The ray of light still flickered dimly as Burnley kicked off their final-day clash at home to Newcastle United. But by the final whistle, that fickle glimmer had been extinguished. Their mission at the start of proceedings was to better Leeds United’s result. But while Jesse Marsch’s men beat nine-man Brentford 2-1, the Clarets were beaten by the same margin. After five seasons in the top flight, Burnley were relegated.
The assumption when a team drops out of the Premier League is that they will be well-placed to return in short order. Norwich City have made an almost exact science of it, spending seemingly every season as either Championship title contenders or top flight relegation fodder. Parachute payments often give relegation sides financial muscle that outstrips their new Championship peers. But despite their long tenure in the Premier League, there are precious few building blocks for Burnley. The ground is rapidly giving way at their feet.
ALK Capital bought the football club using a leveraged buy-out similar to that seen at Manchester United. A £65 million loan was taken out against the club itself in a highly-controversial move. The terms of that loan were that the full balance would need to be paid off by December 2025. However, this was contingent on Burnley retaining their Premier League status. In the event of relegation, the vast majority of it comes due with almost immediate effect. Putting aside the usual financial hit from dropping out of the Premier League, the loss of television revenue, competition prize money and commercial revenue, Burnley now find themselves millions of pounds worse off due to loan repayments.
Facing a season in the Championship with a vastly-reduced war chest, Burnley’s situation is worsened by the state of their squad. The Lancashire club have the contracts of nine first team players expiring at the end of June. Ben Mee, who has spent time as a coach this season, Jack Cork and Ashley Barnes do have options for a year’s extension, but it is unclear whether these will be taken up. The likes of Aaron Lennon, Matej Vydra and Dale Stephens face an uncertain future, while it has already been confirmed that James Tarkowski will be moved on. For a club with depleted funds, a huge chunk of their squad could need replacing quickly.
Plenty of those left over will probably interest rival clubs too. It is hard to picture Dwight McNeil spending next season in the Championship, while relegation is not what striker Wout Weghorst signed up for either. England international Nick Pope will likely want to move on in a World Cup year. Maxwel Cornet has shown flashes of brilliance this season, and he has a £17 million release clause in his contract. The fact Burnley could lose their most gifted talent while receiving a fee that barely makes a dent in their bills is painful for supporters and ownership alike.

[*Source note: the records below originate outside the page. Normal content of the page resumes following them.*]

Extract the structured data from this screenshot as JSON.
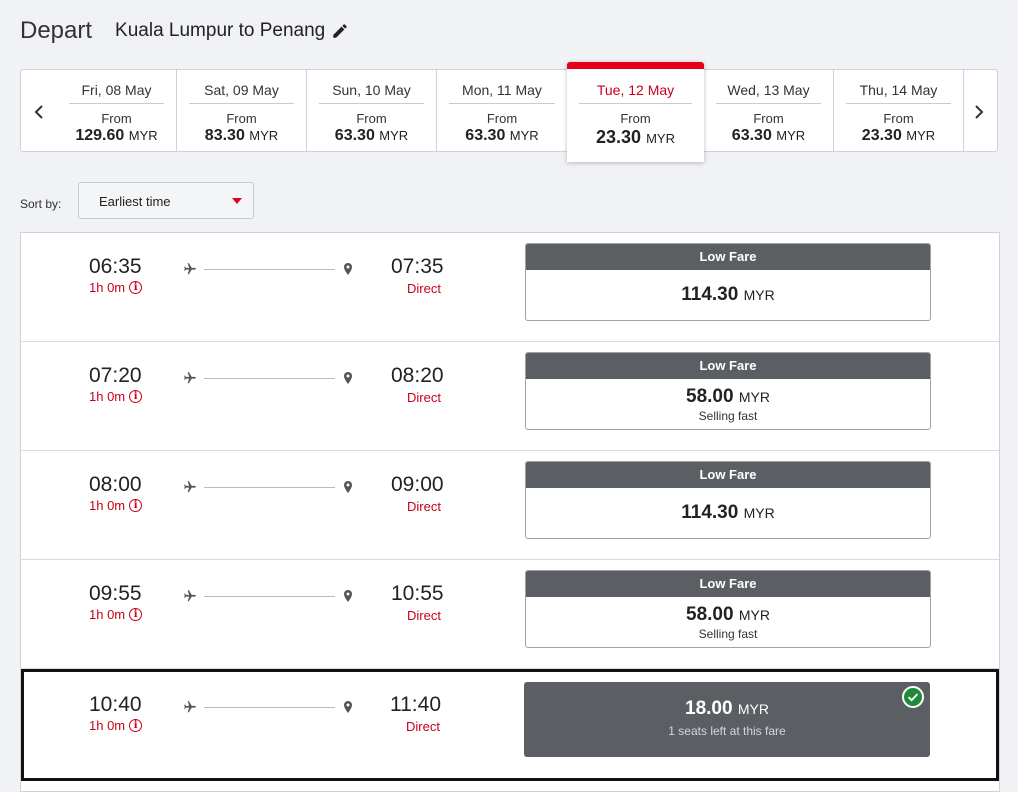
{
  "header": {
    "title": "Depart",
    "route": "Kuala Lumpur to Penang"
  },
  "dates": [
    {
      "label": "Fri, 08 May",
      "from": "From",
      "amount": "129.60",
      "currency": "MYR"
    },
    {
      "label": "Sat, 09 May",
      "from": "From",
      "amount": "83.30",
      "currency": "MYR"
    },
    {
      "label": "Sun, 10 May",
      "from": "From",
      "amount": "63.30",
      "currency": "MYR"
    },
    {
      "label": "Mon, 11 May",
      "from": "From",
      "amount": "63.30",
      "currency": "MYR"
    },
    {
      "label": "Tue, 12 May",
      "from": "From",
      "amount": "23.30",
      "currency": "MYR"
    },
    {
      "label": "Wed, 13 May",
      "from": "From",
      "amount": "63.30",
      "currency": "MYR"
    },
    {
      "label": "Thu, 14 May",
      "from": "From",
      "amount": "23.30",
      "currency": "MYR"
    }
  ],
  "sort": {
    "label": "Sort by:",
    "value": "Earliest time"
  },
  "flights": [
    {
      "depart": "06:35",
      "duration": "1h 0m",
      "arrive": "07:35",
      "stops": "Direct",
      "fare_label": "Low Fare",
      "amount": "114.30",
      "currency": "MYR",
      "note": ""
    },
    {
      "depart": "07:20",
      "duration": "1h 0m",
      "arrive": "08:20",
      "stops": "Direct",
      "fare_label": "Low Fare",
      "amount": "58.00",
      "currency": "MYR",
      "note": "Selling fast"
    },
    {
      "depart": "08:00",
      "duration": "1h 0m",
      "arrive": "09:00",
      "stops": "Direct",
      "fare_label": "Low Fare",
      "amount": "114.30",
      "currency": "MYR",
      "note": ""
    },
    {
      "depart": "09:55",
      "duration": "1h 0m",
      "arrive": "10:55",
      "stops": "Direct",
      "fare_label": "Low Fare",
      "amount": "58.00",
      "currency": "MYR",
      "note": "Selling fast"
    },
    {
      "depart": "10:40",
      "duration": "1h 0m",
      "arrive": "11:40",
      "stops": "Direct",
      "fare_label": "",
      "amount": "18.00",
      "currency": "MYR",
      "note": "1 seats left at this fare"
    }
  ],
  "colors": {
    "accent": "#e4001b",
    "fare_header": "#5b5e63",
    "check": "#1f8a3a"
  },
  "icons": {
    "edit": "pencil-icon",
    "prev": "chevron-left-icon",
    "next": "chevron-right-icon",
    "info": "info-icon",
    "plane": "plane-icon",
    "destination": "location-pin-icon",
    "selected": "check-icon"
  }
}
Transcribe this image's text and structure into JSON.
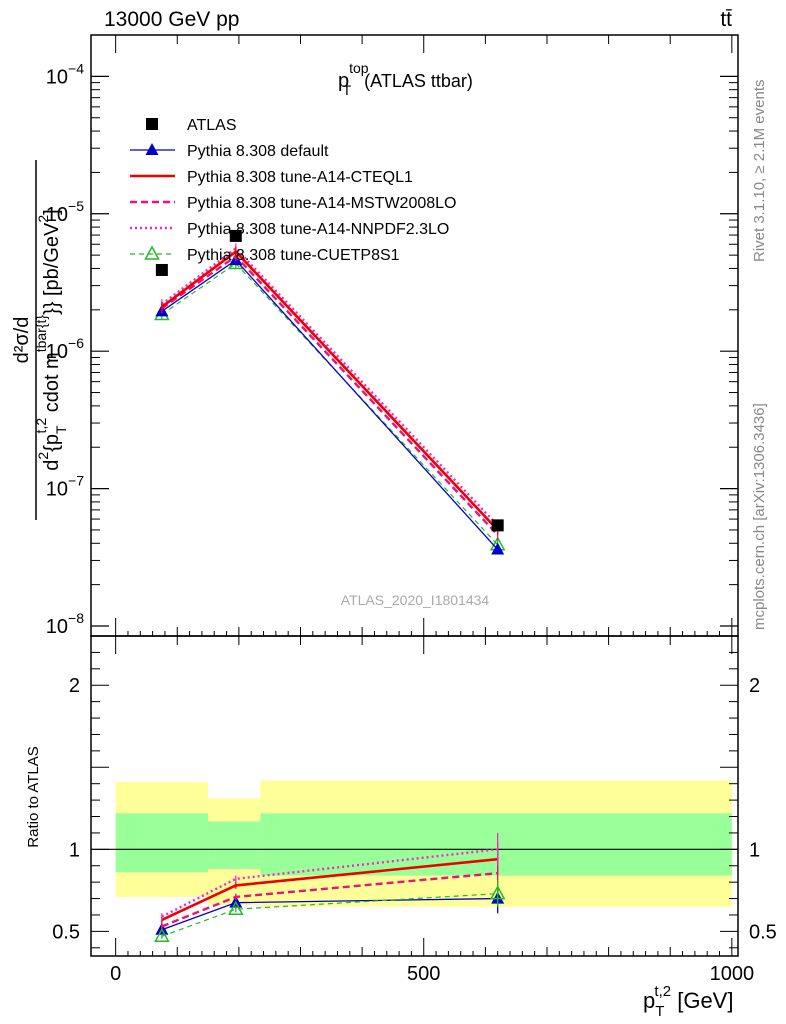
{
  "header": {
    "energy_label": "13000 GeV pp",
    "process_label": "tt̄"
  },
  "side_labels": {
    "rivet": "Rivet 3.1.10, ≥ 2.1M events",
    "mcplots": "mcplots.cern.ch [arXiv:1306.3436]"
  },
  "chart_data": [
    {
      "type": "line",
      "panel": "main",
      "title": "p_T^top (ATLAS ttbar)",
      "title_main": "p",
      "title_sup": "top",
      "title_sub": "T",
      "title_rest": " (ATLAS ttbar)",
      "watermark": "ATLAS_2020_I1801434",
      "ylabel": "d²σ/d{p_T^{t,2} cdot m^{tbar{t}}} [pb/GeV²]",
      "ylabel_parts": {
        "num": "d²σ/d",
        "den_pre": "d",
        "den_p": "{p",
        "den_sub": "T",
        "den_sup": "t,2",
        "den_mid": " cdot m",
        "den_sup2": "tbar{t}",
        "den_end": "}} [pb/GeV",
        "den_exp": "2",
        "den_close": "]"
      },
      "yscale": "log",
      "ylim": [
        1e-08,
        0.0002
      ],
      "yticks": [
        {
          "v": 1e-08,
          "exp": "−8"
        },
        {
          "v": 1e-07,
          "exp": "−7"
        },
        {
          "v": 1e-06,
          "exp": "−6"
        },
        {
          "v": 1e-05,
          "exp": "−5"
        },
        {
          "v": 0.0001,
          "exp": "−4"
        }
      ],
      "xlim": [
        -40,
        1010
      ],
      "legend_position": "top-left",
      "series": [
        {
          "name": "ATLAS",
          "color": "#000000",
          "marker": "square",
          "line": "none",
          "x": [
            75,
            195,
            620
          ],
          "y": [
            3.9e-06,
            6.9e-06,
            5.4e-08
          ]
        },
        {
          "name": "Pythia 8.308 default",
          "color": "#0000cc",
          "marker": "triangle",
          "line": "solid",
          "x": [
            75,
            195,
            620
          ],
          "y": [
            1.95e-06,
            4.6e-06,
            3.6e-08
          ]
        },
        {
          "name": "Pythia 8.308 tune-A14-CTEQL1",
          "color": "#ee0000",
          "marker": "none",
          "line": "solid-thick",
          "x": [
            75,
            195,
            620
          ],
          "y": [
            2.1e-06,
            5.3e-06,
            5e-08
          ]
        },
        {
          "name": "Pythia 8.308 tune-A14-MSTW2008LO",
          "color": "#ee1177",
          "marker": "none",
          "line": "dashed",
          "x": [
            75,
            195,
            620
          ],
          "y": [
            2.05e-06,
            4.9e-06,
            4.6e-08
          ]
        },
        {
          "name": "Pythia 8.308 tune-A14-NNPDF2.3LO",
          "color": "#ff22cc",
          "marker": "none",
          "line": "dotted",
          "x": [
            75,
            195,
            620
          ],
          "y": [
            2.2e-06,
            5.6e-06,
            5.4e-08
          ]
        },
        {
          "name": "Pythia 8.308 tune-CUETP8S1",
          "color": "#22bb22",
          "marker": "open-triangle",
          "line": "dashed-thin",
          "x": [
            75,
            195,
            620
          ],
          "y": [
            1.85e-06,
            4.35e-06,
            3.9e-08
          ]
        }
      ]
    },
    {
      "type": "line",
      "panel": "ratio",
      "ylabel": "Ratio to ATLAS",
      "ylim": [
        0.35,
        2.3
      ],
      "yticks": [
        {
          "v": 0.5,
          "label": "0.5"
        },
        {
          "v": 1,
          "label": "1"
        },
        {
          "v": 2,
          "label": "2"
        }
      ],
      "xlim": [
        -40,
        1010
      ],
      "xticks": [
        {
          "v": 0,
          "label": "0"
        },
        {
          "v": 500,
          "label": "500"
        },
        {
          "v": 1000,
          "label": "1000"
        }
      ],
      "xlabel": "p_T^{t,2} [GeV]",
      "xlabel_parts": {
        "main": "p",
        "sub": "T",
        "sup": "t,2",
        "rest": " [GeV]"
      },
      "bands": [
        {
          "x0": 0,
          "x1": 150,
          "yellow": [
            0.71,
            1.41
          ],
          "green": [
            0.86,
            1.22
          ]
        },
        {
          "x0": 150,
          "x1": 235,
          "yellow": [
            0.66,
            1.31
          ],
          "green": [
            0.88,
            1.17
          ]
        },
        {
          "x0": 235,
          "x1": 1000,
          "yellow": [
            0.65,
            1.42
          ],
          "green": [
            0.84,
            1.22
          ]
        }
      ],
      "series": [
        {
          "name": "Pythia 8.308 default",
          "x": [
            75,
            195,
            620
          ],
          "y": [
            0.51,
            0.675,
            0.7
          ],
          "err": [
            0.02,
            0.015,
            0.09
          ]
        },
        {
          "name": "Pythia 8.308 tune-A14-CTEQL1",
          "x": [
            75,
            195,
            620
          ],
          "y": [
            0.57,
            0.78,
            0.94
          ],
          "err": [
            0.025,
            0.02,
            0.1
          ]
        },
        {
          "name": "Pythia 8.308 tune-A14-MSTW2008LO",
          "x": [
            75,
            195,
            620
          ],
          "y": [
            0.53,
            0.71,
            0.855
          ],
          "err": [
            0.02,
            0.02,
            0.1
          ]
        },
        {
          "name": "Pythia 8.308 tune-A14-NNPDF2.3LO",
          "x": [
            75,
            195,
            620
          ],
          "y": [
            0.59,
            0.82,
            1.0
          ],
          "err": [
            0.02,
            0.02,
            0.1
          ]
        },
        {
          "name": "Pythia 8.308 tune-CUETP8S1",
          "x": [
            75,
            195,
            620
          ],
          "y": [
            0.47,
            0.635,
            0.73
          ],
          "err": [
            0.015,
            0.02,
            0.08
          ]
        }
      ]
    }
  ]
}
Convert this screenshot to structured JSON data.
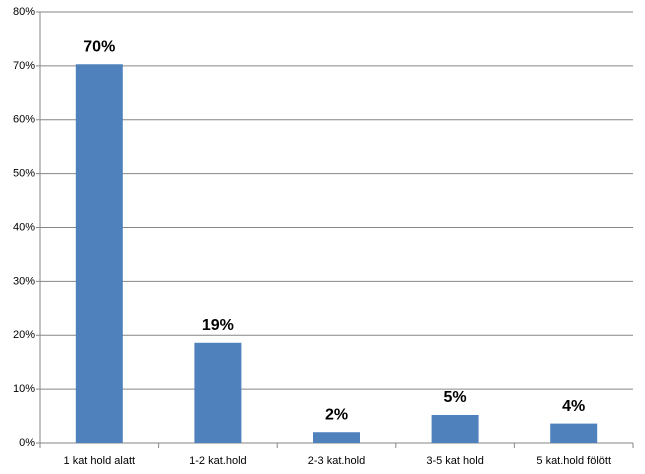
{
  "chart_data": {
    "type": "bar",
    "categories": [
      "1 kat hold alatt",
      "1-2 kat.hold",
      "2-3 kat.hold",
      "3-5 kat hold",
      "5 kat.hold fölött"
    ],
    "values": [
      70.3,
      18.6,
      2.0,
      5.2,
      3.6
    ],
    "value_labels": [
      "70%",
      "19%",
      "2%",
      "5%",
      "4%"
    ],
    "color": "#4f81bd",
    "ylim": [
      0,
      80
    ],
    "yticks": [
      {
        "value": 0,
        "label": "0%"
      },
      {
        "value": 10,
        "label": "10%"
      },
      {
        "value": 20,
        "label": "20%"
      },
      {
        "value": 30,
        "label": "30%"
      },
      {
        "value": 40,
        "label": "40%"
      },
      {
        "value": 50,
        "label": "50%"
      },
      {
        "value": 60,
        "label": "60%"
      },
      {
        "value": 70,
        "label": "70%"
      },
      {
        "value": 80,
        "label": "80%"
      }
    ],
    "grid": true
  }
}
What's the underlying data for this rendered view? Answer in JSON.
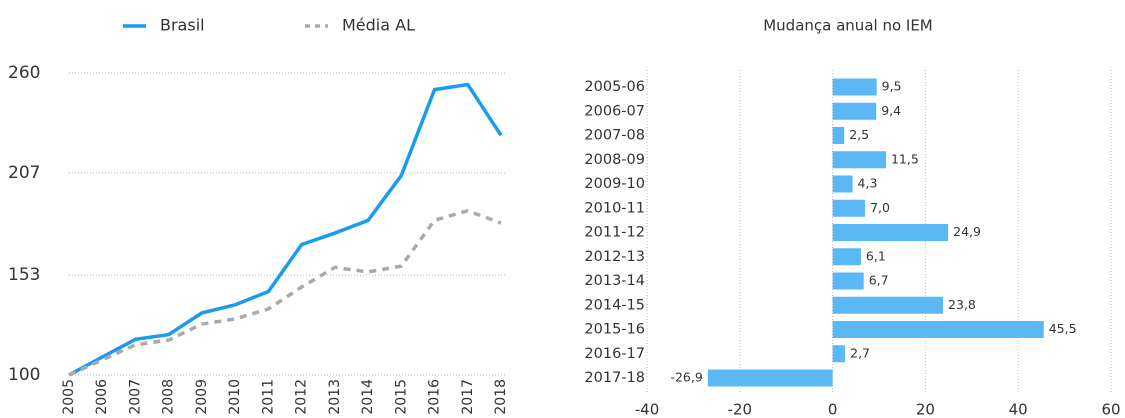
{
  "chart_data": [
    {
      "type": "line",
      "categories": [
        "2005",
        "2006",
        "2007",
        "2008",
        "2009",
        "2010",
        "2011",
        "2012",
        "2013",
        "2014",
        "2015",
        "2016",
        "2017",
        "2018"
      ],
      "series": [
        {
          "name": "Brasil",
          "color": "#1a9bef",
          "dash": false,
          "values": [
            100,
            109.5,
            118.9,
            121.4,
            132.9,
            137.2,
            144.2,
            169.1,
            175.2,
            181.9,
            205.7,
            251.2,
            253.9,
            227.0
          ]
        },
        {
          "name": "Média AL",
          "color": "#aaaaaa",
          "dash": true,
          "values": [
            100,
            108,
            116,
            118.5,
            127,
            129.7,
            135,
            146.6,
            157,
            154.6,
            157.7,
            182,
            187,
            180.5
          ]
        }
      ],
      "ylim": [
        100,
        260
      ],
      "yticks": [
        100,
        153,
        207,
        260
      ],
      "grid": true
    },
    {
      "type": "hbar",
      "title": "Mudança anual no IEM",
      "categories": [
        "2005-06",
        "2006-07",
        "2007-08",
        "2008-09",
        "2009-10",
        "2010-11",
        "2011-12",
        "2012-13",
        "2013-14",
        "2014-15",
        "2015-16",
        "2016-17",
        "2017-18"
      ],
      "values": [
        9.5,
        9.4,
        2.5,
        11.5,
        4.3,
        7.0,
        24.9,
        6.1,
        6.7,
        23.8,
        45.5,
        2.7,
        -26.9
      ],
      "value_labels": [
        "9,5",
        "9,4",
        "2,5",
        "11,5",
        "4,3",
        "7,0",
        "24,9",
        "6,1",
        "6,7",
        "23,8",
        "45,5",
        "2,7",
        "-26,9"
      ],
      "color": "#5bb8f5",
      "xlim": [
        -40,
        60
      ],
      "xticks": [
        -40,
        -20,
        0,
        20,
        40,
        60
      ],
      "grid": true
    }
  ]
}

A balance sheet covered in red ink and a dressing room that is emptying at an alarming rate are still not the end of Burnley’s issues. The flux also extends to the coaching situation. The club sacked Sean Dyche after a decade at the helm, replacing him with a caretaker in the form of under-23s boss Mike Jackson. The former Tranmere Rovers boss surely put himself in the frame for the permanent job, despite the club dropping down. Other names mentioned are Vincent Kompany of Anderlecht and Bodo/Glimt’s Kjetil Knutsen.
Whoever is in the hot seat and whatever the identity of Burnley’s starting eleven on the opening day of next season, they face a mammoth task. Far from becoming instant promotion favourites like many relegated Premier League teams, Burnley will be attempting a complete rebuild on a reduced budget. The Dyche sacking felt like the end of an era. Now the race is on for Burnley and ALK to kick-start another.